On the strong subdifferentiability of the homogeneous polynomials and (symmetric) tensor products

TL;DR

This paper investigates the strong subdifferentiability of norms in spaces of homogeneous polynomials and tensor products, providing characterizations, reflexivity implications, and positive results for specific tensor norms on classical sequence spaces.

Contribution

It characterizes strong subdifferentiability in polynomial and tensor product spaces, linking it to reflexivity and providing new positive results for specific tensor norms.

Findings

Characterization of strong subdifferentiability for polynomial and tensor spaces.

Improved reflexivity results for spaces of polynomials and multilinear mappings.

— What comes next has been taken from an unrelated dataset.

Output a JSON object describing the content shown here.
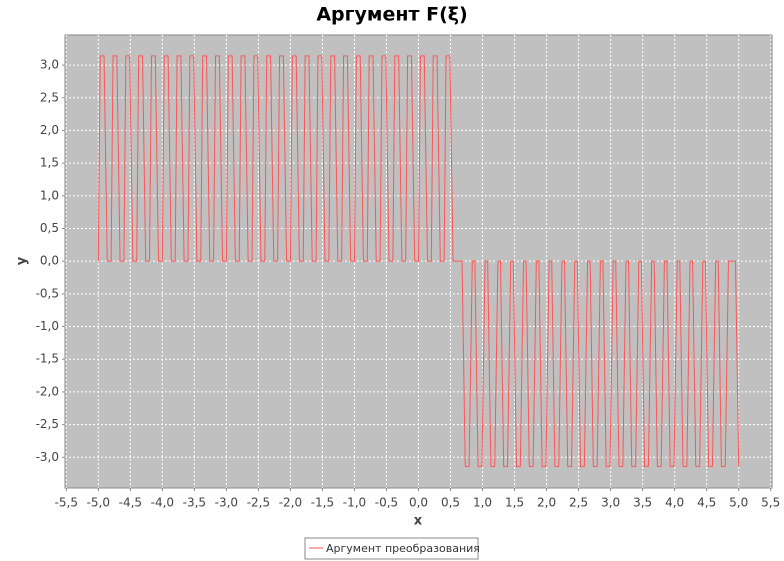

Positive results on strong subdifferentiability of tensor norms on classical sequence spaces.

Abstract

In this paper, we study the (uniform) strong subdifferentiability of the norms of the Banach spaces $\mathcal{P}(^N X, Y^*)$, $X \hat{\otimes}_\pi \cdots \hat{\otimes}_\pi X$ and $\hat{\otimes}_{\pi_s,N} X$. Among other results, we characterize when the norms of the spaces $\mathcal{P}(^N \ell_p, \ell_{q}), \mathcal{P}(^N l_{M_1}, l_{M_2})$, and $\mathcal{P}(^N d(w,p), l_{M_2})$ are strongly subdifferentiable. Analogous results for multilinear mappings are also obtained. Since strong subdifferentiability of a dual space implies reflexivity, we improve some known results on the reflexivity of spaces of $N$-homogeneous polynomials and $N$-linear mappings. Concerning the projective (symmetric) tensor norms, we provide positive results on the subsets $U$ and $U_s$ of elementary tensors on the unit spheres of $X \hat{\otimes}_\pi \cdots \hat{\otimes}_\pi X$ and $\hat{\otimes}_{\pi_s,N} X$, respectively. Specifically, we prove that $\hat{\otimes}_{\pi_s,N} \ell_2$ and $\ell_2 \hat{\otimes}_\pi \cdots \hat{\otimes}_\pi \ell_2$ are uniformly strongly subdifferentiable on $U_s$ and $U$, respectively, and that $c_0 \hat{\otimes}_{\pi_s} c_0$ and $c_0 \hat{\otimes}_\pi c_0$ are strongly subdifferentiable on $U_s$ and $U$, respectively, in the complex case.